The companies have reached out to regulators in the United States, the European Union, the United Kingdom and China, with concerns that Nvidia could change how Arm licenses its chipmaking technology.
Nvidia pledged that it would not use its control over the company to change how it interacts with other business activities.
Nvidia CEO, (Jensen Huang) Jensen Huang, said at Message To the Financial Times: It can unequivocally state that Nvidia will maintain the open Arm licensing model, and we have no intention of strangling or refusing to supply the Arm to any customer.
Nvidia’s competitors argue that keeping the Arm neutral and not using its technology to gain Nvidia is inconsistent with its $ 40 billion acquisition.
Licensing restrictions may harm companies that benefit from having the ability to license Arm technology.
It is said: Google and Microsoft are working on their own Arm-based chips, while Qualcomm processors are based on the architecture.
Nvidia argued that the acquisition is about pushing AI forward, an area that Nvidia has focused heavily on, from scaling up machine learning with its graphics cards to its work in self-driving cars.
Its low-power Arm technology can help Nvidia spread AI to more places, but it has to figure out what to do with other Arm businesses, especially mobile and laptop chips.
Regulators also appear to be looking closely at the deal to determine whether it gives Nvidia a lot of chipmaking power.
The Federal Trade Commission asked Nvidia and Arm to provide more information, and could speak to other companies that may have relevant information.

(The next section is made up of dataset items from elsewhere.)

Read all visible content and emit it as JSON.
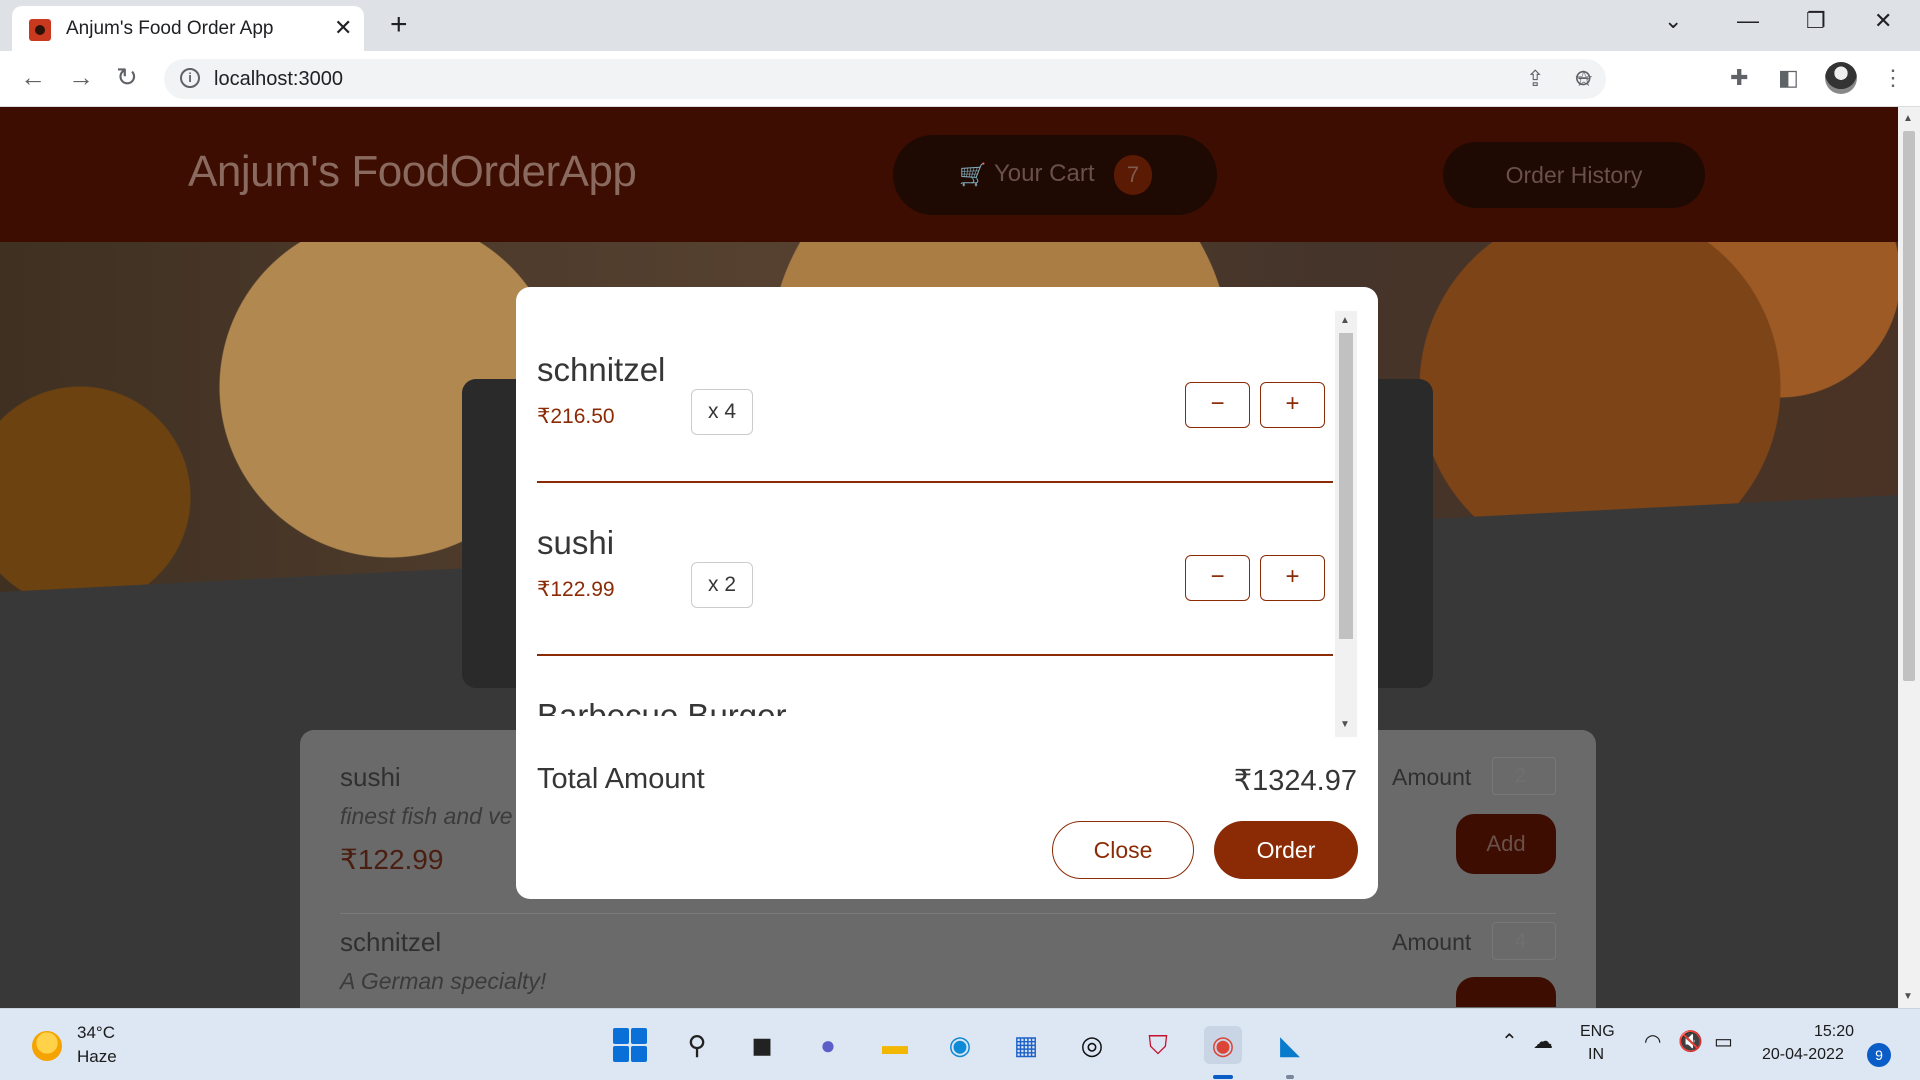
{
  "browser": {
    "tab_title": "Anjum's Food Order App",
    "tab_close": "✕",
    "new_tab": "+",
    "url": "localhost:3000",
    "info_glyph": "i"
  },
  "app": {
    "brand": "Anjum's FoodOrderApp",
    "cart_label": "Your Cart",
    "cart_count": "7",
    "history_label": "Order History"
  },
  "background_meals": [
    {
      "name": "sushi",
      "description": "finest fish and ve",
      "price": "₹122.99",
      "amount_label": "Amount",
      "amount_value": "2",
      "add_label": "Add"
    },
    {
      "name": "schnitzel",
      "description": "A German specialty!",
      "amount_label": "Amount",
      "amount_value": "4"
    }
  ],
  "cart_modal": {
    "items": [
      {
        "name": "schnitzel",
        "price": "₹216.50",
        "quantity": "x 4",
        "minus": "−",
        "plus": "+"
      },
      {
        "name": "sushi",
        "price": "₹122.99",
        "quantity": "x 2",
        "minus": "−",
        "plus": "+"
      },
      {
        "name": "Barbecue Burger",
        "minus": "−",
        "plus": "+"
      }
    ],
    "total_label": "Total Amount",
    "total_value": "₹1324.97",
    "close_label": "Close",
    "order_label": "Order"
  },
  "taskbar": {
    "weather_temp": "34°C",
    "weather_desc": "Haze",
    "lang_line1": "ENG",
    "lang_line2": "IN",
    "time": "15:20",
    "date": "20-04-2022",
    "notification_count": "9"
  },
  "colors": {
    "accent": "#8a2b06",
    "header_bg": "#3c0d00"
  }
}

Meanwhile, UK and EU officials promised to thoroughly investigate the deal.
And it is very likely that they will hear many objections, not only from Google, Microsoft and Qualcomm, but from others in the chip industry who are concerned about the impact of an open license agreement with Arm with the merger.
These firms have experience with regulators and anti-competitive behavior.
Qualcomm has had to pay fines in the hundreds of millions and sometimes billions of dollars to authorities in China, South Korea and the European Union due to its anti-competitive licensing policies.
Microsoft had a big monopoly case in the 1990s, as it pushed against the United States government.
Recently, Google has been the focus of growing antitrust sentiment in the United States and the European Union.